The recent weather with its combination of high temperature, bright sun and then torrential rain has made me think of India, or rather how I believe India to be. My impressions were formed over the years by books, films and the abiding love Britain has for the sub-continent, even if it had made the country its victim.
The integration of Indian culture in Britain has been going on since the 1840's. Jane Austen writing of the thrill of a Kashmir shawl or new muslins, curries in all their permutations, kedgeree, mulligatawny soup. IPA, gin and tonic. Yoga, the Beatles and the Maharishi, the vibrancy of Belgrave Road in Leicester or shopping at "The Bombay Stores" in Bradford.

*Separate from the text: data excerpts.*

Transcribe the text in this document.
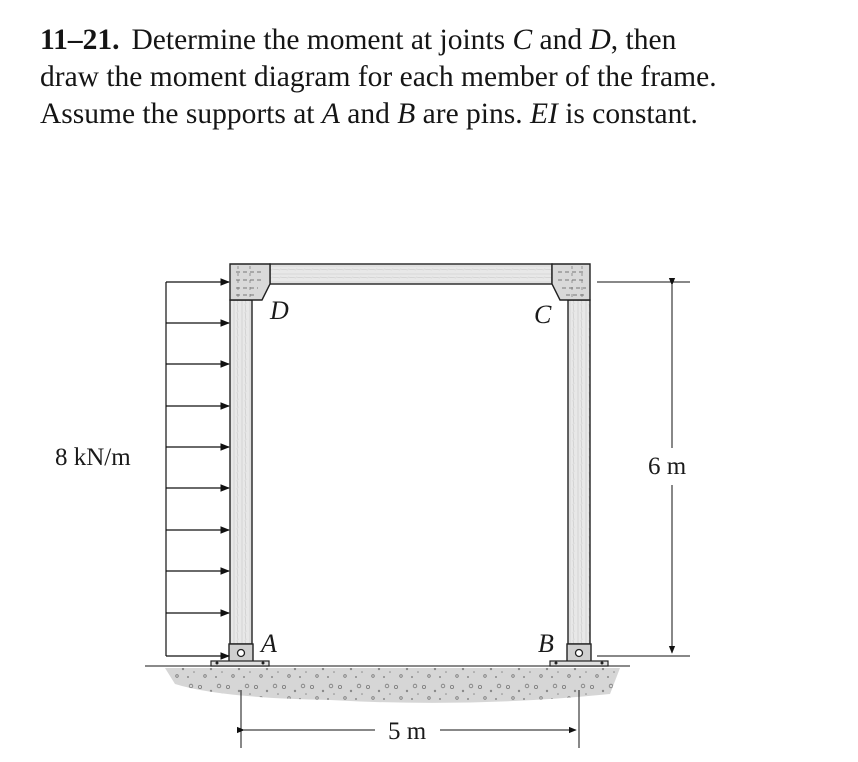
11–21. Determine the moment at joints C and D, then
draw the moment diagram for each member of the frame.
Assume the supports at A and B are pins. EI is constant.
8 kN/m	6 m
5 m
D	C
A	B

We are lucky to have a connection with this beautiful country.
What surprised me was what a range of books I had, from the teenage romance (Who didn't love "Far Pavilions" ?) through to the wistful art of Rohinton Mistry. The wild and definitely non pc romps of "Flashman" and the clear observation of William Dalrymple. This huge and diverse country has inspired so many authors, and each creates a different view.
Others who fell under the spell include E M Forster, Colin Thurbron, Greg Roberts and Rudyard Kipling, while their own culture gave us the Mahabarata, the Kama Sutra, Vikram Seth, Arundhati Roy, Salman Rushdie, Aravind Adiga and Tagore the Nobel prize winning poet. It is a rich and exciting heritage. Do not ignore it.
Mark Twain sums it up far better than I ever could
The land of dreams and romance, of fabulous wealth and fabulous poverty, of splendour and rags, of palaces and hovels, of famine and pestilence, of genii and giants and Aladdin lamps, of tigers and elephants, the cobra and the jungle, the country of hundred nations and a hundred tongues, of a thousand religions and two million gods, cradle of the human race, birthplace of human speech, mother of history, grandmother of legend, great-grandmother of traditions, the one sole country under the sun that is endowed with an imperishable interest for alien prince and alien peasant, for lettered and ignorant, wise and fool, rich and poor, bond and free, the one land that all men desire to see.